WITH first_util AS (
    -- Get the lowest utilisation for each machine_id
    SELECT
        machine_id,
        min(utilisation) AS min_util
    FROM hardware
    WHERE
        -- $__unixEpochFilter(time) AND
        component = 'network'
    GROUP BY machine_id 
)
-- For each row the running utilisation can now be calculated as the difference
-- of the row's utilisation - first utilisation.
SELECT 
    h.tyd, 
    h.machine_id,
    h.utilisation,
    fu.min_util, -- Only for troubleshooting
    max(h.utilisation - fu.min_util) AS DataUsed
FROM hardware h
JOIN first_util fu ON fu.machine_id = h.machine_id
GROUP BY machine_id
ORDER BY h.machine_id, h.tyd, h.utilisation

Bonus - running total

The above two scripts collapse the results into a single value to obtain the total data usage.
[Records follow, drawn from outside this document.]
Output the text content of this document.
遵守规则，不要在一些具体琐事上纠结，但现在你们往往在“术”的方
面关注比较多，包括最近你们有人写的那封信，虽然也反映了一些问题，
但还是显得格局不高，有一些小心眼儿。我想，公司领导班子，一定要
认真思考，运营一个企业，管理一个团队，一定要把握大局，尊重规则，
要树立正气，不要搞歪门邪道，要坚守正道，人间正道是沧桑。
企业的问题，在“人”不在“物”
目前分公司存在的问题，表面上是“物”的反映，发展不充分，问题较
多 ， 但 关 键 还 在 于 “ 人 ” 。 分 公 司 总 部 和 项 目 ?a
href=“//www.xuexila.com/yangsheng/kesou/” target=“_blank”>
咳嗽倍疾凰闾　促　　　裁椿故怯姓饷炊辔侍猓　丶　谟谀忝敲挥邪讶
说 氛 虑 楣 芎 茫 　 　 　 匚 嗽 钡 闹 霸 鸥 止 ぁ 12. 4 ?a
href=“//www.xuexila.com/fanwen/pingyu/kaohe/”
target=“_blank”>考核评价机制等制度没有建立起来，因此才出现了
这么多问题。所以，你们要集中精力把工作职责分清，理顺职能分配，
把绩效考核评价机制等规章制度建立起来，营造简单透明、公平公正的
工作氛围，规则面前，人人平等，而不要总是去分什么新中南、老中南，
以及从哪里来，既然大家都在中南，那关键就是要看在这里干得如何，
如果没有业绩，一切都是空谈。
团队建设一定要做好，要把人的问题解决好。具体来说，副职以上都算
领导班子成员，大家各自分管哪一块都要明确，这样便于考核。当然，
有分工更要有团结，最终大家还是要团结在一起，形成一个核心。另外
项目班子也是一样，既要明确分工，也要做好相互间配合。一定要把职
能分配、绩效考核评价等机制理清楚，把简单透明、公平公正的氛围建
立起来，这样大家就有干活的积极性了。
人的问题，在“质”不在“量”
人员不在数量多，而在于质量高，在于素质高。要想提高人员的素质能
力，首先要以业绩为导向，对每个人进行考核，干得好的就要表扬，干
To get a running total of the data usage, the max() and ORDER BY can simply be removed:

-- Calculate running total of data used minus the lowest utilisation.
-- This assumes that utilisation always increases as time passes.

WITH first_util AS (
    -- Get the first (lowest) utilisation for each machine_id
    SELECT
        machine_id,
        min(utilisation) as min_util
    FROM hardware
    WHERE
        -- $__unixEpochFilter(time) AND
        component = 'network'
    GROUP BY machine_id 
)
-- For each row the running utilisation can now be calculated as the difference
-- of the row's utilisation - first utilisation.
SELECT 
    h.tyd, 
    h.machine_id,
    h.utilisation,
    fu.min_util, -- Only for troubleshooting
    h.utilisation - fu.min_util AS DataUsed
FROM hardware h
JOIN first_util fu ON fu.machine_id = h.machine_id
ORDER BY h.machine_id, h.tyd, h.utilisation

PS. Thanks to my wife for helping me out with the above SQL.